Ne pas banaliser la douleur
Selon Yasmine Candau, le congé menstruel peut être une solution dans l’attente d’un dépistage de l’endométriose. Une bonne chose puisque, actuellement, le délai de prise en charge est de sept ans en moyenne ! «Pendant longtemps, cette douleur a été banalisée, entraînant des retards de diagnostic. Mais ce n’est pas normal de souffrir», dit-elle. Très fréquente, cette maladie est mal connue, et pour cause : elle n’est au programme des étudiants en médecine que depuis 2020. L’idée d’un congé menstruel ne trouve pas plus d’écho auprès des associations féministes. En France, Osez le féminisme ! craint une discrimination des femmes à l’embauche ou au cours de leur carrière et plaide plutôt pour la suppression du jour de carence en cas d’arrêt maladie.

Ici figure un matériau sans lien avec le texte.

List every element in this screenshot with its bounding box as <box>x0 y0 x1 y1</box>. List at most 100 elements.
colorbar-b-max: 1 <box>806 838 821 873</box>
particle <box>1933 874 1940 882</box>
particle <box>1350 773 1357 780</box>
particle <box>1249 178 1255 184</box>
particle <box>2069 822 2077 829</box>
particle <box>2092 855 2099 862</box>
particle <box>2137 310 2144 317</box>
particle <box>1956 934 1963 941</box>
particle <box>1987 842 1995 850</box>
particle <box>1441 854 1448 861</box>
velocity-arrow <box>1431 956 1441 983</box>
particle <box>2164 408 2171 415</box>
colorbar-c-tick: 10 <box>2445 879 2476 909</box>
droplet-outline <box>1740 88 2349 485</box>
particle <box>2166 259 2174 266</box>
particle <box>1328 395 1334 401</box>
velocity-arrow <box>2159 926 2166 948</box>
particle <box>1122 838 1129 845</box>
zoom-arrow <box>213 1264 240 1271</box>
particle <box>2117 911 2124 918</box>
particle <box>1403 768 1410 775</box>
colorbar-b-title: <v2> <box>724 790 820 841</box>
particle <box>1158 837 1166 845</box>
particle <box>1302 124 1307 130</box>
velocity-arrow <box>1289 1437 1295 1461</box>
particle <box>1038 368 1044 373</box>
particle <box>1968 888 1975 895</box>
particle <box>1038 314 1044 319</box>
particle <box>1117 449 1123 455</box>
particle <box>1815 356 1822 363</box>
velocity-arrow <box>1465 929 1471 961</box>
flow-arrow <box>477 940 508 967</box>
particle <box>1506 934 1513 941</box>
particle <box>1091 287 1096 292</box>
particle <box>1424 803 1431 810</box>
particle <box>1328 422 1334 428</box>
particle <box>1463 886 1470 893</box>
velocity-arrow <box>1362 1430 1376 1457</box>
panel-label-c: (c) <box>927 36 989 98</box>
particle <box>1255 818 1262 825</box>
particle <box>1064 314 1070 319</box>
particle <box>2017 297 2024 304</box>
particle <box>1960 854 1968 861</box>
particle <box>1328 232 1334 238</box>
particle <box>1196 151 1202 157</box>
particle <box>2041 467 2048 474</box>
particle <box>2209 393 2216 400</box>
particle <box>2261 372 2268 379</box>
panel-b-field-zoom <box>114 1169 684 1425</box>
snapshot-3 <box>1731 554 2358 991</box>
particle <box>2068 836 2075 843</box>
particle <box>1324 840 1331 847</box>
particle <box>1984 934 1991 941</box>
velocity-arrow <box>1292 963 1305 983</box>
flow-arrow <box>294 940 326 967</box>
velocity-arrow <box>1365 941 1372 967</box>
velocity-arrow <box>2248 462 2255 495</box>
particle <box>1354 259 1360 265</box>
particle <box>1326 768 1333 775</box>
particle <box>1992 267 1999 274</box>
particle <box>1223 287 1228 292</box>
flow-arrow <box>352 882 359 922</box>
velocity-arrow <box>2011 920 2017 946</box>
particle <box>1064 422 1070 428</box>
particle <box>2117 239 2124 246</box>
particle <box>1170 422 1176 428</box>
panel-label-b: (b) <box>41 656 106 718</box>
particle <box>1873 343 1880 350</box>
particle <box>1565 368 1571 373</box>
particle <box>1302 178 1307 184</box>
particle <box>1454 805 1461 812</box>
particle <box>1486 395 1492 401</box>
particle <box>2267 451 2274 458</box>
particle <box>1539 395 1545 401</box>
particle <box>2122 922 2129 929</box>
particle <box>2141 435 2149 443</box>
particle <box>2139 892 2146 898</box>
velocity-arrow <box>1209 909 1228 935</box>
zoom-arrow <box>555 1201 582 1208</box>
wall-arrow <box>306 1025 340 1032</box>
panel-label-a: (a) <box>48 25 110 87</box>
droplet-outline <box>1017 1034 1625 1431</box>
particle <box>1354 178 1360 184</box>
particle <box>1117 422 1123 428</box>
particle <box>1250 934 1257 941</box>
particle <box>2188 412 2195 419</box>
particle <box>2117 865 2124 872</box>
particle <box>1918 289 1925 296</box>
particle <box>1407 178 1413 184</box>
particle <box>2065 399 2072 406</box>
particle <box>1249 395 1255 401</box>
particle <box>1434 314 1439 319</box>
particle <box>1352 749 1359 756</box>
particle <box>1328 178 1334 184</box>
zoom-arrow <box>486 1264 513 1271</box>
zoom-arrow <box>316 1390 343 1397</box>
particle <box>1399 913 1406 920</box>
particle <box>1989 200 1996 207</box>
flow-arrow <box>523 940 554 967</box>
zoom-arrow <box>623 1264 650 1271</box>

Et, surtout, le corps des femmes ne devrait plus être un facteur d’inégalités, clame la philosophe et professeure de science politique à Reims, Camille Froidevaux-Metterie. Il ne devrait pas être nié comme il l’est depuis longtemps pour prétendre aux mêmes rôles et fonctions sociales que les hommes. Dans son livre Un corps à soi (Seuil, 352 pages, 2021), elle interroge ainsi la disparition du corps féminin à travers la lutte pour l’égalité des droits. « Dans le monde du travail, les femmes doivent faire comme si elles n’avaient pas de corps. Elles n’ont pas leurs règles, elles ne souffrent pas d’endométriose, elles n’ont pas d’enfants, elles n’allaitent pas, elles n’ont pas de cancer du sein. » Le vrai combat, c’est effectivement la santé des femmes qui demeure un angle mort des politiques de santé au travail.